A l’aube du 21e siècle, bien avant les Avengers, le monde fit la connaissance des X-men. En seulement 2 films, guidés par le réalisateur Bryan Singer, ils établirent les nouveaux standards du genre blockbuster super-héroïque. Pendant presque 20 ans, la licence X-men fera les beaux jours de la société de production 20th Century Fox et enchantera toute une génération de cinéphiles.
Alors que vient de sortir en salle le dernier opus de cette série de 10 longs métrages, nous sommes obligés de constater qu’aujourd’hui ces films sont loin de faire l’unanimité ; revenons ensemble sur l’ensemble de la saga X-men et essayons de comprendre comment cette licence si prometteuse et avant-gardiste a perdu tout son intérêt et toute son essence.
X-men, X-men 2
Des débuts tonitruants
Le premier film de la saga X-men débarque sur nos écran en l’an 2000. Réalisé par Bryan Singer, Le métrage suit principalement Logan, ou Wolverine, un mutant griffu et amnésique qui semble vagabonder ici et là ; et Rogue, ou Marie, ou Malicia (on va retenir Malicia pour cette rétro) complètement dépassée par ses dangereux pouvoirs, capables de tuer quiconque par simple contact physique. Ils trouveront refuge à l’école pour surdoués de Charles Xavier, un puissant télépathe qui recueille d’autres mutants en quête de réponses. Ensemble ils feront la découverte d’un monde dont ils ignorent tout et tenteront de trouver une place dans une société qui les traite comme des monstres.
Ce qui interpelle au premier visionnage du film, c’est qu’on nous présente avant tout une histoire de personnes, tous les personnages présentés ont un background fournis. Nous apprenons à découvrir ce monde à travers les yeux de Logan et de Malicia ; par conséquent, tout le reste du casting a un passif. Et nous prenons un réel plaisir à voir évoluer les personnages ensemble, des histoires d’amour naissent, des tensions apparaissent…etc. On ne tombe pas non plus dans le pathos je vous rassure.
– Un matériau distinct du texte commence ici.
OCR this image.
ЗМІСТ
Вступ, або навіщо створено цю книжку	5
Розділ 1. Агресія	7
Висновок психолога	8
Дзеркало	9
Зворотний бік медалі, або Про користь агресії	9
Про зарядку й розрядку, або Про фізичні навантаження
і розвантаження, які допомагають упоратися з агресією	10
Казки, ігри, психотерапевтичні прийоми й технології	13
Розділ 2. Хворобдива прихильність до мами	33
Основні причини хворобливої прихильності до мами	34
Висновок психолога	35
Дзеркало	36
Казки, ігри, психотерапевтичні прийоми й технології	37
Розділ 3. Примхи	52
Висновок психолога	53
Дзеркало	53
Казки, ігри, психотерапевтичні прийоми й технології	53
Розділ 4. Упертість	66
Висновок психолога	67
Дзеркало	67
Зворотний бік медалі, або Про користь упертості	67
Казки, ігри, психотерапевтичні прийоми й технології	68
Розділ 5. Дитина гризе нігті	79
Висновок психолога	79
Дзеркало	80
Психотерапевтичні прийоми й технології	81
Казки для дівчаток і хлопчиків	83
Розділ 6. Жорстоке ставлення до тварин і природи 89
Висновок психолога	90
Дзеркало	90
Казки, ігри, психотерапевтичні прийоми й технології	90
Les antagonistes ne sont pas en reste, Magneto est même peut-être celui qui a le droit au développement le plus intéressant ; il ouvre d’ailleurs le film dans une scène absolument glaçante où le jeune Erik Lensherr découvre ses pouvoirs alors que lui et ses parents sont déportés vers des camps nazis. Dès cet instant il vouera une haine indéfectible pour les non-mutants, les “homo sapiens”, qu’il voit comme l’espèce du passé.
Certains crèvent plus l’écran que d’autres, mais aucun n’est laissé pour compte. Même dans la Confrérie de Magneto, Mystique, le Crapaud ou Dents-de-sabre sont aussi cool que Cyclope, Tornade ou Jean Grey.
Le film entier est une métaphore historique et sociétale. La plus évidente est le conflit idéologique qui a animé l’Amérique des années 60 avec Martin Luther King et Malcolm X qui se battaient pour la reconnaissance de la communauté noire. Il ne fait aucun doute que Charles Xavier et Erik Lensherr sont des projections de ces personnages historiques, l’un cherche une approche pacifique (cf Jean Grey face au Congrès), l’autre de manière bien plus brutale (cf la machine de Magneto). Le film dépeint très bien cette amitié impossible qui les unie.
D’une manière générale, les mutants, éternelles victimes de l’intolérances des Hommes, symbolisent toutes les communautés exclues ou non-reconnues par la société. C’est là la grande force du film, Singer utilise ses personnages pour faire passer un message de fond.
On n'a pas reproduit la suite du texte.